Why a Mid-Year Letter
GZC publishes formal quarterly investor letters on a January, April, July, October cadence. This mid-year letter sits between the Q1 and Q2 letters — it is not a quarterly review but a thesis update. The AI infrastructure investment cycle has been moving at a pace that warrants more frequent communication than the quarterly cadence provides.
This letter covers the Technology pool specifically. The Commodities pool will be covered in the Q2 letter in July.
What Has Played Out
The BTT framework identified three primary Technology pool bottlenecks entering 2025: power delivery equipment, HBM memory, and thermal management infrastructure. Looking at the first half of the year, these theses have developed as follows:
Power delivery: thesis intact, timeline extended. The transformer and switchgear supply constraint continues to tighten. Procurement lead times have not normalized — if anything, they have extended further as data center buildout demand compounds with utility infrastructure investment driven by grid modernization programs. The companies we hold in this category have reported strong backlog growth, improving pricing, and no meaningful new competitive entrants. This thesis has the characteristics we want from a BTT position: it is getting stronger, not weaker.
HBM memory: thesis intact, competitive dynamics shifting. The high-bandwidth memory supply constraint remains real. However, the competitive dynamics among the three HBM manufacturers have shifted: SK Hynix's early lead in HBM3E production has been partially eroded as Samsung and Micron have ramped their own production. This means the supply constraint is intact at the category level, but the distribution of benefit among the three manufacturers is more balanced than it appeared in late 2024. We have adjusted position sizing accordingly.
Thermal management: thesis ahead of schedule. Liquid cooling adoption in new AI data center construction has accelerated faster than our base case. The percentage of new data center capacity being designed with direct liquid cooling — rather than air cooling with future retrofit optionality — is higher than we projected when we established these positions. This is a positive surprise that increases our conviction in the duration of the thermal management opportunity.
Where We Have Adjusted
Two positions in the Technology pool have been reduced based on thesis evolution:
Application layer exposure: We held a small allocation to one application-layer AI company based on a thesis that has not developed with the clarity we require. The company's forced-spend thesis was weaker than our infrastructure positions — it depended on enterprise software procurement decisions that are more discretionary than the supply chain components we prefer. We reduced this exposure in Q2.

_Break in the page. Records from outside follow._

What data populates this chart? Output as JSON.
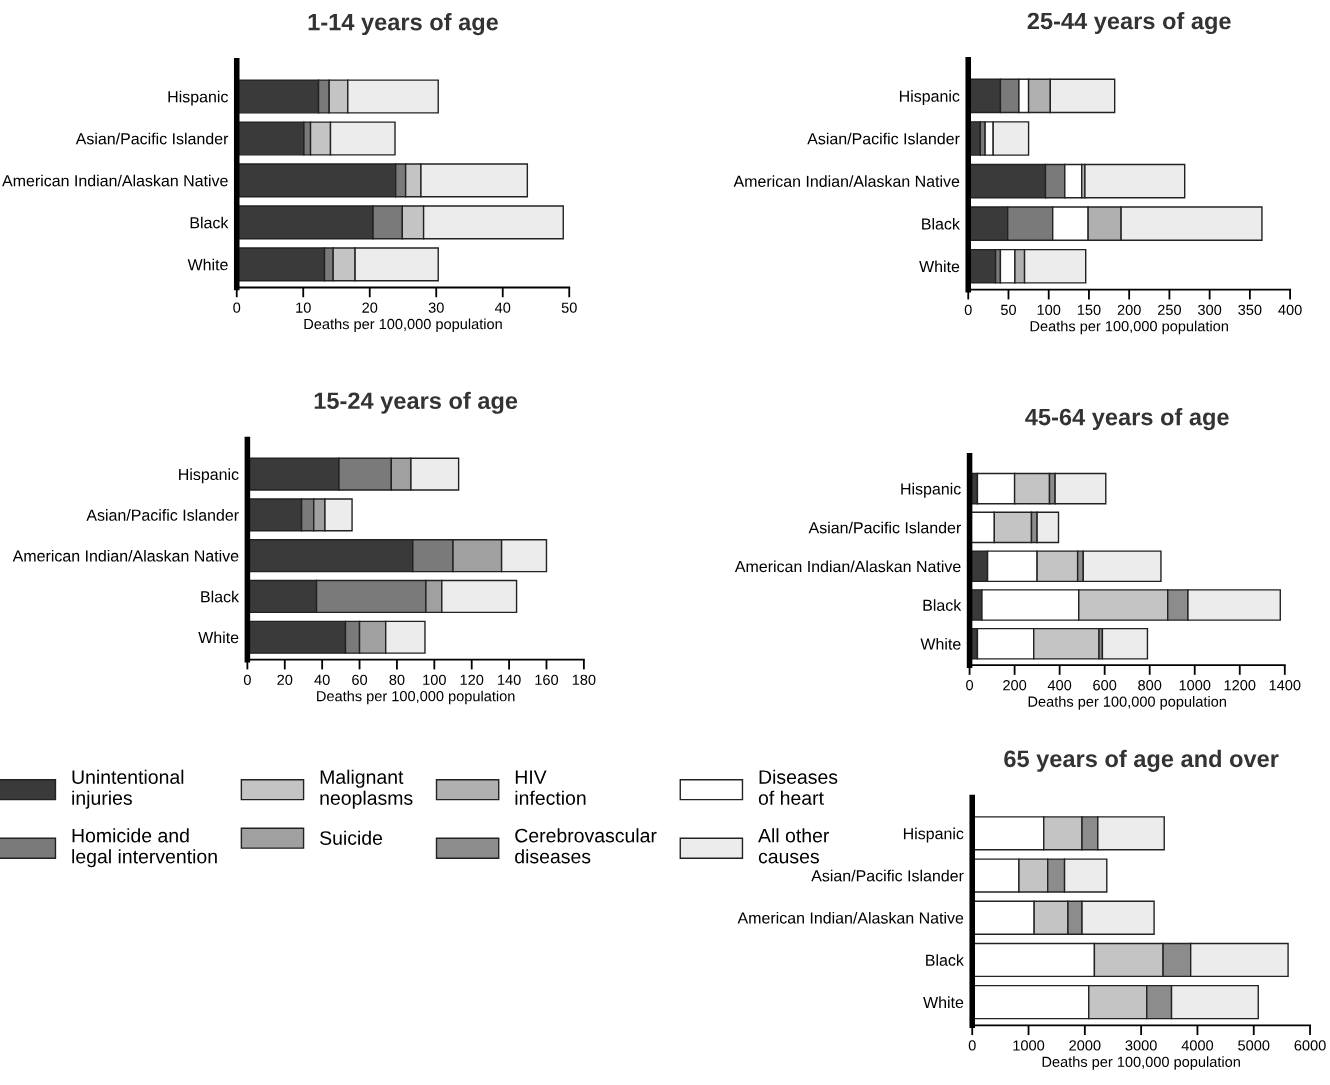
{
  "chart_data": [
    {
      "type": "bar",
      "orientation": "horizontal",
      "stacked": true,
      "title": "1-14 years of age",
      "xlabel": "Deaths per 100,000 population",
      "categories": [
        "Hispanic",
        "Asian/Pacific Islander",
        "American Indian/Alaskan Native",
        "Black",
        "White"
      ],
      "xlim": [
        0,
        50
      ],
      "xticks": [
        0,
        10,
        20,
        30,
        40,
        50
      ],
      "grid": false,
      "series": [
        {
          "color": "#3a3a3a",
          "values": [
            12.3,
            10.1,
            23.9,
            20.5,
            13.2
          ]
        },
        {
          "color": "#7a7a7a",
          "values": [
            1.6,
            1.0,
            1.5,
            4.4,
            1.3
          ]
        },
        {
          "color": "#c4c4c4",
          "values": [
            2.8,
            3.0,
            2.3,
            3.2,
            3.3
          ]
        },
        {
          "color": "#ececec",
          "values": [
            13.6,
            9.7,
            16.0,
            21.0,
            12.5
          ]
        }
      ]
    },
    {
      "type": "bar",
      "orientation": "horizontal",
      "stacked": true,
      "title": "25-44 years of age",
      "xlabel": "Deaths per 100,000 population",
      "categories": [
        "Hispanic",
        "Asian/Pacific Islander",
        "American Indian/Alaskan Native",
        "Black",
        "White"
      ],
      "xlim": [
        0,
        400
      ],
      "xticks": [
        0,
        50,
        100,
        150,
        200,
        250,
        300,
        350,
        400
      ],
      "grid": false,
      "series": [
        {
          "color": "#3a3a3a",
          "values": [
            40,
            15,
            96,
            49,
            34
          ]
        },
        {
          "color": "#7a7a7a",
          "values": [
            23,
            6,
            24,
            56,
            6
          ]
        },
        {
          "color": "#ffffff",
          "values": [
            12,
            10,
            21,
            44,
            18
          ]
        },
        {
          "color": "#b0b0b0",
          "values": [
            27,
            null,
            4,
            41,
            12
          ]
        },
        {
          "color": "#ececec",
          "values": [
            80,
            44,
            124,
            175,
            76
          ]
        }
      ]
    },
    {
      "type": "bar",
      "orientation": "horizontal",
      "stacked": true,
      "title": "15-24 years of age",
      "xlabel": "Deaths per 100,000 population",
      "categories": [
        "Hispanic",
        "Asian/Pacific Islander",
        "American Indian/Alaskan Native",
        "Black",
        "White"
      ],
      "xlim": [
        0,
        180
      ],
      "xticks": [
        0,
        20,
        40,
        60,
        80,
        100,
        120,
        140,
        160,
        180
      ],
      "grid": false,
      "legend": "bottom",
      "series": [
        {
          "name": "Unintentional\ninjuries",
          "color": "#3a3a3a",
          "values": [
            49,
            29,
            88.5,
            37,
            52.5
          ]
        },
        {
          "name": "Homicide and\nlegal intervention",
          "color": "#7a7a7a",
          "values": [
            28,
            6.5,
            21.5,
            58.5,
            7.5
          ]
        },
        {
          "name": "Malignant\nneoplasms",
          "color": "#c4c4c4",
          "values": [
            null,
            null,
            null,
            null,
            null
          ]
        },
        {
          "name": "Suicide",
          "color": "#a0a0a0",
          "values": [
            10.5,
            6,
            26,
            8.5,
            14
          ]
        },
        {
          "name": "HIV\ninfection",
          "color": "#b0b0b0",
          "values": [
            null,
            null,
            null,
            null,
            null
          ]
        },
        {
          "name": "Cerebrovascular\ndiseases",
          "color": "#8c8c8c",
          "values": [
            null,
            null,
            null,
            null,
            null
          ]
        },
        {
          "name": "Diseases\nof heart",
          "color": "#ffffff",
          "values": [
            null,
            null,
            null,
            null,
            null
          ]
        },
        {
          "name": "All other\ncauses",
          "color": "#ececec",
          "values": [
            25.5,
            14.5,
            24,
            40,
            21
          ]
        }
      ]
    },
    {
      "type": "bar",
      "orientation": "horizontal",
      "stacked": true,
      "title": "45-64 years of age",
      "xlabel": "Deaths per 100,000 population",
      "categories": [
        "Hispanic",
        "Asian/Pacific Islander",
        "American Indian/Alaskan Native",
        "Black",
        "White"
      ],
      "xlim": [
        0,
        1400
      ],
      "xticks": [
        0,
        200,
        400,
        600,
        800,
        1000,
        1200,
        1400
      ],
      "grid": false,
      "series": [
        {
          "color": "#3a3a3a",
          "values": [
            35,
            null,
            80,
            55,
            35
          ]
        },
        {
          "color": "#ffffff",
          "values": [
            165,
            110,
            220,
            430,
            250
          ]
        },
        {
          "color": "#c4c4c4",
          "values": [
            155,
            165,
            180,
            395,
            290
          ]
        },
        {
          "color": "#8c8c8c",
          "values": [
            25,
            25,
            25,
            90,
            15
          ]
        },
        {
          "color": "#ececec",
          "values": [
            225,
            95,
            345,
            410,
            200
          ]
        }
      ]
    },
    {
      "type": "bar",
      "orientation": "horizontal",
      "stacked": true,
      "title": "65 years of age and over",
      "xlabel": "Deaths per 100,000 population",
      "categories": [
        "Hispanic",
        "Asian/Pacific Islander",
        "American Indian/Alaskan Native",
        "Black",
        "White"
      ],
      "xlim": [
        0,
        6000
      ],
      "xticks": [
        0,
        1000,
        2000,
        3000,
        4000,
        5000,
        6000
      ],
      "grid": false,
      "series": [
        {
          "color": "#ffffff",
          "values": [
            1270,
            830,
            1100,
            2170,
            2070
          ]
        },
        {
          "color": "#c4c4c4",
          "values": [
            680,
            510,
            600,
            1220,
            1030
          ]
        },
        {
          "color": "#8c8c8c",
          "values": [
            280,
            300,
            250,
            490,
            440
          ]
        },
        {
          "color": "#ececec",
          "values": [
            1180,
            750,
            1280,
            1730,
            1540
          ]
        }
      ]
    }
  ]
}
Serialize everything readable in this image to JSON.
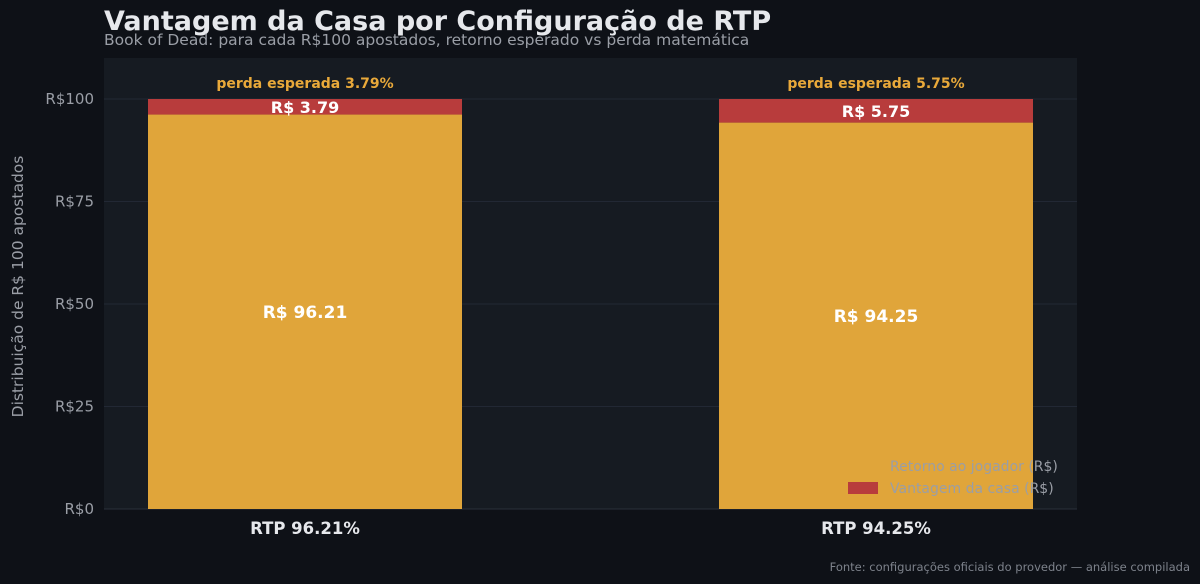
{
  "title": "Vantagem da Casa por Configuração de RTP",
  "subtitle": "Book of Dead: para cada R$100 apostados, retorno esperado vs perda matemática",
  "footer": "Fonte: configurações oficiais do provedor — análise compilada",
  "colors": {
    "background": "#0e1117",
    "plot_background": "#161b22",
    "player_return": "#e0a53a",
    "house_edge": "#b83c3c",
    "annotation": "#e9a93a",
    "grid": "#222834",
    "tick_text": "#9a9ea6",
    "bar_label_text": "#ffffff"
  },
  "chart_data": {
    "type": "bar",
    "stacked": true,
    "categories": [
      "RTP 96.21%",
      "RTP 94.25%"
    ],
    "series": [
      {
        "name": "Retorno ao jogador (R$)",
        "values": [
          96.21,
          94.25
        ],
        "color": "#e0a53a"
      },
      {
        "name": "Vantagem da casa (R$)",
        "values": [
          3.79,
          5.75
        ],
        "color": "#b83c3c"
      }
    ],
    "bar_labels": {
      "player_return": [
        "R$ 96.21",
        "R$ 94.25"
      ],
      "house_edge": [
        "R$ 3.79",
        "R$ 5.75"
      ]
    },
    "annotations": [
      "perda esperada 3.79%",
      "perda esperada 5.75%"
    ],
    "ylabel": "Distribuição de R$ 100 apostados",
    "xlabel": "",
    "ylim": [
      0,
      110
    ],
    "yticks": [
      0,
      25,
      50,
      75,
      100
    ],
    "ytick_labels": [
      "R$0",
      "R$25",
      "R$50",
      "R$75",
      "R$100"
    ],
    "grid": true,
    "legend_position": "bottom-right"
  }
}
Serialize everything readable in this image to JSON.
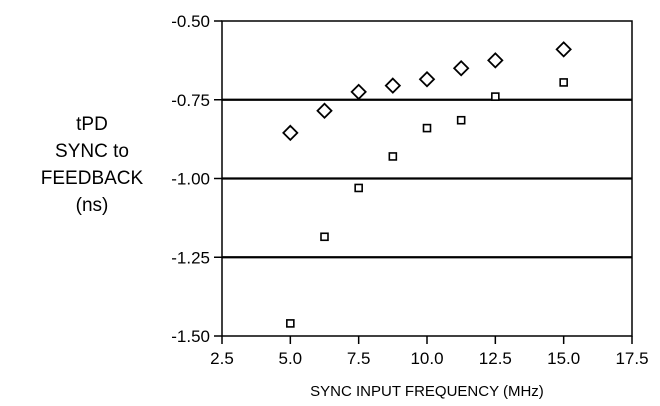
{
  "chart_data": {
    "type": "scatter",
    "title": "",
    "ylabel_lines": [
      "tPD",
      "SYNC to",
      "FEEDBACK",
      "(ns)"
    ],
    "xlabel": "SYNC INPUT FREQUENCY (MHz)",
    "xlim": [
      2.5,
      17.5
    ],
    "ylim": [
      -1.5,
      -0.5
    ],
    "x_ticks": [
      "2.5",
      "5.0",
      "7.5",
      "10.0",
      "12.5",
      "15.0",
      "17.5"
    ],
    "y_ticks": [
      "-0.50",
      "-0.75",
      "-1.00",
      "-1.25",
      "-1.50"
    ],
    "grid": "horizontal",
    "series": [
      {
        "marker": "diamond",
        "x": [
          5.0,
          6.25,
          7.5,
          8.75,
          10.0,
          11.25,
          12.5,
          15.0
        ],
        "y": [
          -0.855,
          -0.785,
          -0.725,
          -0.705,
          -0.685,
          -0.65,
          -0.625,
          -0.59
        ]
      },
      {
        "marker": "square",
        "x": [
          5.0,
          6.25,
          7.5,
          8.75,
          10.0,
          11.25,
          12.5,
          15.0
        ],
        "y": [
          -1.46,
          -1.185,
          -1.03,
          -0.93,
          -0.84,
          -0.815,
          -0.74,
          -0.695
        ]
      }
    ]
  }
}
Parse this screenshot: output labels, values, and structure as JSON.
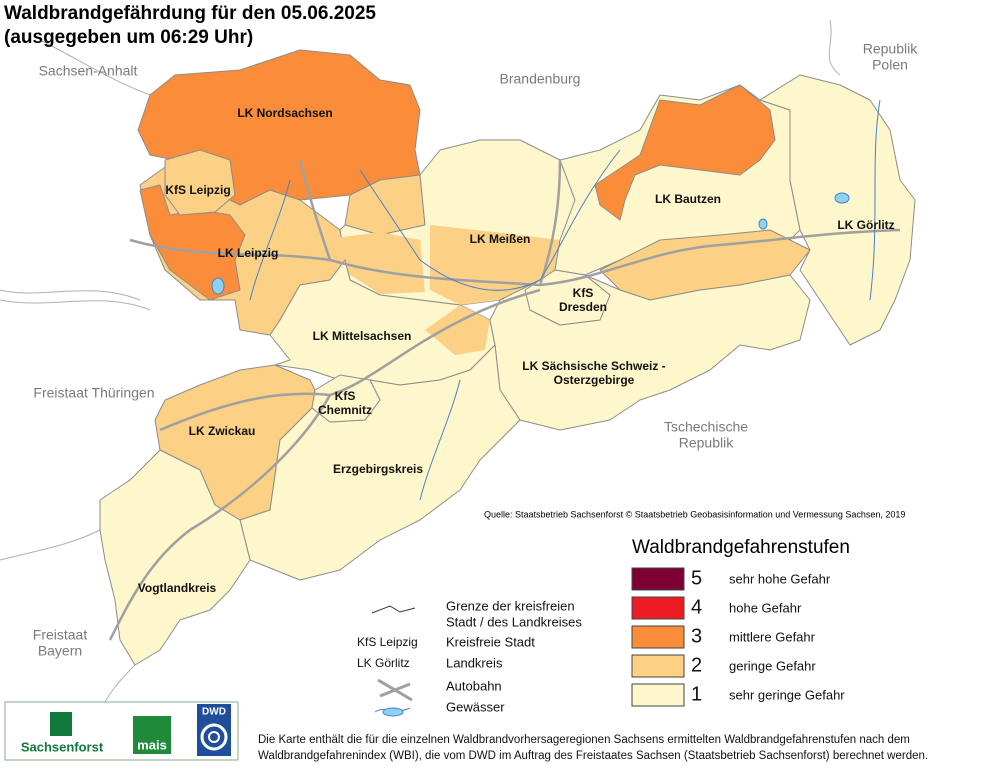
{
  "header": {
    "title": "Waldbrandgefährdung  für den  05.06.2025",
    "subtitle": "(ausgegeben um 06:29 Uhr)"
  },
  "neighbors": [
    {
      "lines": [
        "Sachsen-Anhalt"
      ]
    },
    {
      "lines": [
        "Brandenburg"
      ]
    },
    {
      "lines": [
        "Republik",
        "Polen"
      ]
    },
    {
      "lines": [
        "Freistaat Thüringen"
      ]
    },
    {
      "lines": [
        "Tschechische",
        "Republik"
      ]
    },
    {
      "lines": [
        "Freistaat",
        "Bayern"
      ]
    }
  ],
  "districts": [
    {
      "lines": [
        "LK Nordsachsen"
      ]
    },
    {
      "lines": [
        "KfS Leipzig"
      ]
    },
    {
      "lines": [
        "LK Leipzig"
      ]
    },
    {
      "lines": [
        "LK Meißen"
      ]
    },
    {
      "lines": [
        "LK Bautzen"
      ]
    },
    {
      "lines": [
        "LK Görlitz"
      ]
    },
    {
      "lines": [
        "KfS",
        "Dresden"
      ]
    },
    {
      "lines": [
        "LK Mittelsachsen"
      ]
    },
    {
      "lines": [
        "LK Sächsische Schweiz -",
        "Osterzgebirge"
      ]
    },
    {
      "lines": [
        "KfS",
        "Chemnitz"
      ]
    },
    {
      "lines": [
        "LK Zwickau"
      ]
    },
    {
      "lines": [
        "Erzgebirgskreis"
      ]
    },
    {
      "lines": [
        "Vogtlandkreis"
      ]
    }
  ],
  "source": "Quelle: Staatsbetrieb Sachsenforst  © Staatsbetrieb Geobasisinformation und Vermessung Sachsen, 2019",
  "legend": {
    "title": "Waldbrandgefahrenstufen",
    "classes": [
      {
        "level": 5,
        "label": "sehr hohe Gefahr",
        "color": "#7d0033"
      },
      {
        "level": 4,
        "label": "hohe Gefahr",
        "color": "#ec1c24"
      },
      {
        "level": 3,
        "label": "mittlere Gefahr",
        "color": "#fb8c3a"
      },
      {
        "level": 2,
        "label": "geringe Gefahr",
        "color": "#fcd185"
      },
      {
        "level": 1,
        "label": "sehr geringe Gefahr",
        "color": "#fef7cc"
      }
    ]
  },
  "symbols": [
    {
      "lines": [
        "Grenze der kreisfreien",
        " Stadt / des Landkreises"
      ]
    },
    {
      "example": "KfS Leipzig",
      "label": "Kreisfreie Stadt"
    },
    {
      "example": "LK Görlitz",
      "label": "Landkreis"
    },
    {
      "label": "Autobahn"
    },
    {
      "label": "Gewässer"
    }
  ],
  "logos": [
    "Sachsenforst",
    "mais",
    "DWD"
  ],
  "footnote": [
    "Die Karte enthält die für die einzelnen Waldbrandvorhersageregionen Sachsens ermittelten Waldbrandgefahrenstufen nach dem",
    "Waldbrandgefahrenindex (WBI), die vom DWD im Auftrag des Freistaates Sachsen (Staatsbetrieb Sachsenforst) berechnet werden."
  ]
}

Early-stage optical interconnect: We had established a position in a smaller optical interconnect company whose BTT thesis was sound — the demand for high-speed intra-cluster optical networking is real and growing — but whose competitive position we reassessed following a major contract announcement by a larger competitor. The bottleneck is real; the ticker we identified may not be the right one. We are monitoring while managing a reduced position.
What We Are Building
Two areas of the Technology pool are receiving increased research attention and will likely see position additions in the second half of 2025:
Networking architecture: As AI cluster sizes grow, the fabric that connects GPU nodes — switches, transceivers, and the software-defined networking layer that manages data flow — becomes increasingly important as a performance bottleneck. We have published research on optical interconnect and are expanding our analysis to the switching and routing infrastructure that scales with cluster size.
Power management at the rack level: As GPU power density increases, the infrastructure required to deliver, manage, and condition power at the rack level — specifically, high-density PDUs and the power management software that monitors and optimizes distribution — is becoming a more discrete forced-spend category. Companies with proprietary rack-level power architecture are gaining specification advantages with hyperscalers that will translate to multi-year procurement commitments.
The BTT Framework Assessment
Across the Technology pool, our BTT framework assessment of the current portfolio is positive: the supply chain constraints we identified remain intact, the forced-spend dynamics continue to generate revenue and margin for our positions, and the competitive moats protecting the supply chain positions we hold have not materially eroded.
The second half of 2025 will be characterized by continued hyperscaler capex commitment — the investment programs announced in Q4 2024 and Q1 2025 are in their active procurement and construction phases. The supply chain positions we hold are in the middle of their forced-spend periods. We expect this to continue.